Vermont mom sues police over treatment of child with disabilities
A Vermont mother wanted to teach her then-14-year-old son a lesson after he cam e ho me with electronic cigarettes he stole from a gas station. So she called the police.
What happened next that evening in May 2021 is the basis for a lawsuit by the mother alleging that Burlington police used excessive force and discriminated against her unarmed son, who is Black and has behavioral and intellectual disabilities.
After he failed to hand over the last of the stolen ecigarettes, two officers physically forced him to do so, then Cathy Austrian’s son was handcuffed and pinned to the ground as he screamed and struggled, according to a civil lawsuit filed Tuesday and police body-camera video shared with The Associated Press by the American Civil Liberties Union of Vermont.
The teen eventually was injected with ketamine, a sedative, then taken to a hospital, according to the lawsuit and video.
“The police chose to respond to my son with unprovoked violence and use of force, when they could and should have followed their own procedures and used safe, supportive methods,” Austrian said in a statement provided by the ACLU of Vermont, which is representing her case.
The ordeal underscores the need for sufficient police training in dealing with people with disabilities and mental health challenges, and raises questions about whether police are best suited to respond to such situations, advocates say. A growing number of U.S. communities are responding to nonviolent mental health crises with clinicians and EMTs or paramedics, instead of police.
Burlington police officers had visited the home before and were aware of the teen’s disabilities, the lawsuit says. Austrian fostered the child, who had developmental and intellectual disabilities like his birth mother, since he was 5 months old and adopted him at age 2, according to the lawsuit.

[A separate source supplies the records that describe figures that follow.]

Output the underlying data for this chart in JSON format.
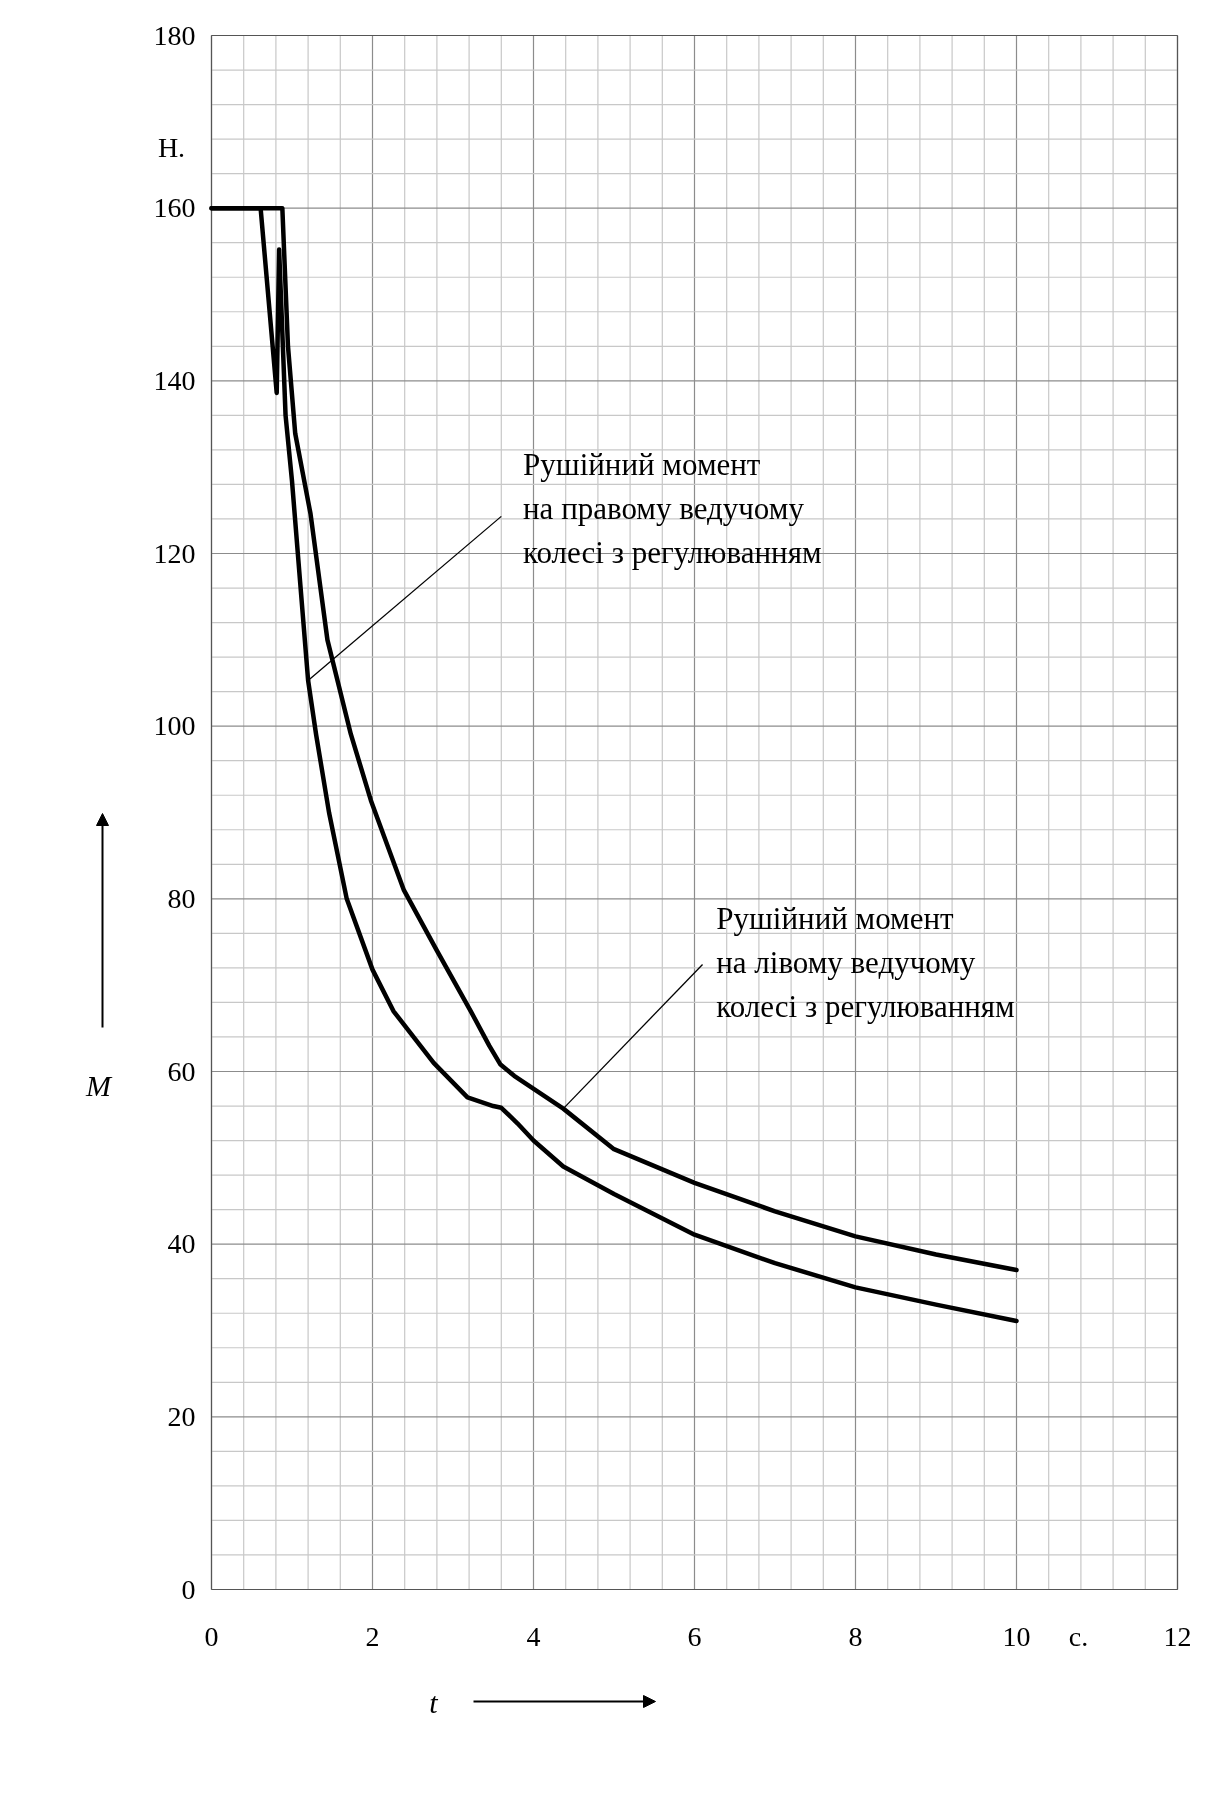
{
  "chart_data": {
    "type": "line",
    "xlabel": "t",
    "ylabel": "M",
    "xlim": [
      0,
      12
    ],
    "xticks": [
      0,
      2,
      4,
      6,
      8,
      10,
      12
    ],
    "ylim": [
      0,
      180
    ],
    "yticks": [
      0,
      20,
      40,
      60,
      80,
      100,
      120,
      140,
      160,
      180
    ],
    "grid": true,
    "marker": "none",
    "line_style": "solid",
    "annotations": [
      "Н.",
      "с.",
      {
        "text": "Рушійний момент\nна правому ведучому\nколесі з регулюванням",
        "x": 1.2,
        "y": 105.3
      },
      {
        "text": "Рушійний момент\nна лівому ведучому\nколесі з регулюванням",
        "x": 4.37,
        "y": 55.7
      }
    ],
    "series": [
      {
        "color": "#000000",
        "x": [
          0,
          0.88,
          0.95,
          1.04,
          1.23,
          1.44,
          1.73,
          1.98,
          2.39,
          2.8,
          3.22,
          3.45,
          3.59,
          3.76,
          4.37,
          5.0,
          6.0,
          7.0,
          8.0,
          9.0,
          10.0
        ],
        "values": [
          160,
          160,
          144,
          133.9,
          124.6,
          110,
          99.1,
          91.4,
          81,
          74,
          67,
          63,
          60.8,
          59.5,
          55.7,
          51,
          47.1,
          43.8,
          40.9,
          38.8,
          37
        ]
      },
      {
        "color": "#000000",
        "x": [
          0,
          0.61,
          0.81,
          0.84,
          0.92,
          1.0,
          1.1,
          1.2,
          1.3,
          1.46,
          1.68,
          2.0,
          2.26,
          2.76,
          3.18,
          3.5,
          3.6,
          3.8,
          4.0,
          4.37,
          5.0,
          6.0,
          7.0,
          8.0,
          9.0,
          10.0
        ],
        "values": [
          160,
          160,
          138.6,
          155.2,
          136,
          128.4,
          116.8,
          105.3,
          99,
          90,
          80,
          71.8,
          67,
          61,
          57,
          56,
          55.8,
          54,
          52,
          49,
          45.8,
          41.1,
          37.8,
          35,
          33,
          31.1
        ]
      }
    ]
  }
}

The Associated Press generally doesn’t identify minors who are accused of crimes or who are witnesses to them.
Body-camera video shows two officers talking calmly to the teen, who is sitting on a bed. His mother tells him to cooperate; she goes through drawers and finds most of the remaining e-cigarettes and tries to get the last one from him.
Officers say if he turns the e-cigarettes over, they’ll leave and he won’t be charged. He doesn’t respond. After about 10 minutes, the officers move in to forcibly remove the last of the e-cigarettes from his hand by pulling his arms behind his back and pinning the 230-pound teen against the bed.
Adante Pointer, a civil rights attorney in the San Francisco Bay area, said officers were doing the appropriate thing at first — discussing consequences and trying to establish rapport.
“The turning point in this chain of events is when officers decided to go hands-on,” said Pointer, who watched the video but isn’t connected to the case.
“There wasn’t any urgency here, there wasn’t any emergency where they had to force physical confrontation,” said Pointer, who noted the teen was contained in a room with his mother and wasn’t a violent felon trying to flee.
The lawsuit seeks punitive damages against the city and monetary damages and relief for the teen. It also seeks an order for the city to accommodate people with disabilities in policing interactions, including implementing officer training and modifying policies on ketamine use.
It accuses the officers of treating the teen differently because they perceived him as disproportionately aggressive due to his race. It also alleges that injecting the 14-year-old with ketamine was “race-based disparate treatment” that wouldn’t have happened had he been white.
The use of ketamine has come under scrutiny. In Colorado, two paramedics were convicted late last year for injecting Elijah McClain, a 23-year-old Black man, with an overdose of the sedative after police put him in a neck hold and he later died.
A city spokeswoman said Burlington investigated and found that officers and fire department EMTs acted according to city policy and state law and regulations.